Published entry BSM-00001 at https://bsma.pdbj.org/entry/1. a In the top panel, the title, graphical abstract, authors, DOI, and links to external databases are listed. Below that, the free-text panels configured by the depositors are shown and finally the file manager, which works as the file manager described in Fig. 1, except no files can be uploaded and no modifications can be made. Here, two methods of annotation are used, first via a free-text panel (named “Description”), which describes the general layout of the uploaded data. Secondly, for the major files and folders, a per-file or per-folder description is included in the “File manager” panel. b List of raw data files included in one of the raw data folders of the entry (https://bsma.pdbj.org/entry/1/path/data/raw/300K/1fvc/1).

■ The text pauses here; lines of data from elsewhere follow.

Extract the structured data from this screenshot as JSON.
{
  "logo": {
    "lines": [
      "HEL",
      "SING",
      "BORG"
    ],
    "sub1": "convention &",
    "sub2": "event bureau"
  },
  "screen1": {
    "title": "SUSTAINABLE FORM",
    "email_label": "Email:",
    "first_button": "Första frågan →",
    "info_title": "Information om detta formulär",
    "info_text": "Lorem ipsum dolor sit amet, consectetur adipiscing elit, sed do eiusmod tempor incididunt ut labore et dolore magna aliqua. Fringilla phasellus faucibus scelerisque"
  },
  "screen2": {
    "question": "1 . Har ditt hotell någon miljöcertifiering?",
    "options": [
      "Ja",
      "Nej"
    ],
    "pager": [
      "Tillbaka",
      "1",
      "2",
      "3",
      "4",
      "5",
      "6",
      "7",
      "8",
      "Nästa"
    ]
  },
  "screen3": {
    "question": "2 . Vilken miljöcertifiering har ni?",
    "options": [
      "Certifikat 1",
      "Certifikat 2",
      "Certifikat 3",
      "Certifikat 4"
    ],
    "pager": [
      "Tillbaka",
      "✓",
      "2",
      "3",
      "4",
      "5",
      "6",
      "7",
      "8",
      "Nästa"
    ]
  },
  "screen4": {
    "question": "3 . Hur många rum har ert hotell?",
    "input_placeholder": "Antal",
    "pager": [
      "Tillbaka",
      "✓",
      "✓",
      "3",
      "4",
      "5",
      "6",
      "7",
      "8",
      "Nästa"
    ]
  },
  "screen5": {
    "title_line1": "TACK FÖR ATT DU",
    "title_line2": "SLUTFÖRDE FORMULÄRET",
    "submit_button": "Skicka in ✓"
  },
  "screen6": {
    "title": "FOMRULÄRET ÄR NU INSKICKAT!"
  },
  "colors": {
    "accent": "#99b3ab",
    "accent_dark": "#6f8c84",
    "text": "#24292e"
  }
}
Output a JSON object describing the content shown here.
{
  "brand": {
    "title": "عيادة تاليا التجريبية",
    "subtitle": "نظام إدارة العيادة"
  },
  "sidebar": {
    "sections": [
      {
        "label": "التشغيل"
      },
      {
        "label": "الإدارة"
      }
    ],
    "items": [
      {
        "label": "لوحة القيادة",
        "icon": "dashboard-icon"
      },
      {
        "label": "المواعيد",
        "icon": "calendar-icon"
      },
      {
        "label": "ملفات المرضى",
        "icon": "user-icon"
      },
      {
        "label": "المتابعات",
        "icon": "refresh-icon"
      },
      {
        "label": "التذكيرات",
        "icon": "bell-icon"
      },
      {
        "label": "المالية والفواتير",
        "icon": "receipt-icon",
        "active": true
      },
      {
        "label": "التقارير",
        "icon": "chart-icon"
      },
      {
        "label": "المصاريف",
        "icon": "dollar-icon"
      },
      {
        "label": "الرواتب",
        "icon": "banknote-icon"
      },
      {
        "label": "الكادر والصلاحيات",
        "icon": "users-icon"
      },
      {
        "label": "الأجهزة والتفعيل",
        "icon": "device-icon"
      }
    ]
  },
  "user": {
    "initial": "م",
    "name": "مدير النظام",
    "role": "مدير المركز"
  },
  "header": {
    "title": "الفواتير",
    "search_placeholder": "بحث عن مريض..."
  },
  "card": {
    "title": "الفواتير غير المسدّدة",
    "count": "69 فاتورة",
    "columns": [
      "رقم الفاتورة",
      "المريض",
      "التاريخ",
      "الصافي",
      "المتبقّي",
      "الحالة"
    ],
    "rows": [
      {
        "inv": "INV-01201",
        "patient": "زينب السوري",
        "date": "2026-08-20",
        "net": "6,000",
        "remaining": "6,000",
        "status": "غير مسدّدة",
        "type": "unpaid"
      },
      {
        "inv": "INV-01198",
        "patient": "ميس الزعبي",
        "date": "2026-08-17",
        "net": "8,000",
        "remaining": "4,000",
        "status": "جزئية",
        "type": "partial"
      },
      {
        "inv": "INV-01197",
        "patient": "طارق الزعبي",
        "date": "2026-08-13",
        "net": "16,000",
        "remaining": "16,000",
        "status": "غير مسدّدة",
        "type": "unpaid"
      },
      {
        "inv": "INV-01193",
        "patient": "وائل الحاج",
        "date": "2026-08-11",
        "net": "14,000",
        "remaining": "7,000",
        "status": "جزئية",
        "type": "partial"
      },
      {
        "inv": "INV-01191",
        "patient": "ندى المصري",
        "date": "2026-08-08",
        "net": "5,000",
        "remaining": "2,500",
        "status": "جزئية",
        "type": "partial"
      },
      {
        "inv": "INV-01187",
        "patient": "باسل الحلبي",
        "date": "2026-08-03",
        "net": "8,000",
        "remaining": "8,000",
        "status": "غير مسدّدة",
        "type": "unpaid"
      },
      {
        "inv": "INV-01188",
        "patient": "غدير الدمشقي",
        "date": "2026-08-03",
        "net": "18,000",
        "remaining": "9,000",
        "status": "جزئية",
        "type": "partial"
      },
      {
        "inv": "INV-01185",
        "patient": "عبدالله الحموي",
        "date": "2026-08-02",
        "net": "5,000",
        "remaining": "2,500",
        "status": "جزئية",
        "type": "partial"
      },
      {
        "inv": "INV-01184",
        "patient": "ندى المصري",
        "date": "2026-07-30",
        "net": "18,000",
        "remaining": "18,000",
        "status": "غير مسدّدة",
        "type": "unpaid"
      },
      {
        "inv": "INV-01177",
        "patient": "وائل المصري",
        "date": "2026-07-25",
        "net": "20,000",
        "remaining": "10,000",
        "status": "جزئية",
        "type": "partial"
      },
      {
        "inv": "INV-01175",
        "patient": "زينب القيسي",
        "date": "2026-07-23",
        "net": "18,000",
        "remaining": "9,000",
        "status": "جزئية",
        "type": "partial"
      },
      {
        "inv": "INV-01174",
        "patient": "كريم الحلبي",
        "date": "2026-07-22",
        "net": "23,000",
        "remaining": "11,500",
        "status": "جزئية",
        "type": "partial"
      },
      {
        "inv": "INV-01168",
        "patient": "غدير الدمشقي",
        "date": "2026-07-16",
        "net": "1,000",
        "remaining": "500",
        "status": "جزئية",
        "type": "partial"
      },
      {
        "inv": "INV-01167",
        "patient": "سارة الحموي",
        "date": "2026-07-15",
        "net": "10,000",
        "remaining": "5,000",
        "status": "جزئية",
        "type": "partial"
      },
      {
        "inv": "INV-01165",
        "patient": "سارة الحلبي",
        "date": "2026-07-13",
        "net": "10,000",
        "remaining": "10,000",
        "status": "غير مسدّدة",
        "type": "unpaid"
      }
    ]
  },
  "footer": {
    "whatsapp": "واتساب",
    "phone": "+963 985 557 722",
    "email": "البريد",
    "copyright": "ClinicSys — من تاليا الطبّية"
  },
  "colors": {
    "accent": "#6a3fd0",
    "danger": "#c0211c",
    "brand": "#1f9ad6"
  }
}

The input and output files (both ASCII and binary) to/from the MD software were uploaded as is, without any modifications. For this entry, the individual trajectory files (md.xtc) were outputted during the simulation without solvent, making the trajectory files relatively small (albeit that there are 250 such trajectories in this entry). c The file md.gro loaded using the integrated Molmil viewer. In order to load a trajectory file (e.g., md.xtc) from this state, Molmil’s command line must be used, which can be accessed by clicking on the “<” icon in the bottom-left corner. From here, entering the command “load md.xtc” will download and load the file. Finally, to play the trajectory, the “mplay” command can be used

BSM-Arc is still only in its infancy, with many of its policies and features being quite basic. We have implemented multiple basic methods for annotation to allow depositors to freely find and use their own style. Although in the future, we would like to unify everything under a single style, first a consensus within community must be reached. We would like to invite the wider computational community to try and evaluate our archive, to help us shape it, like the experimental community has for done for the PDB.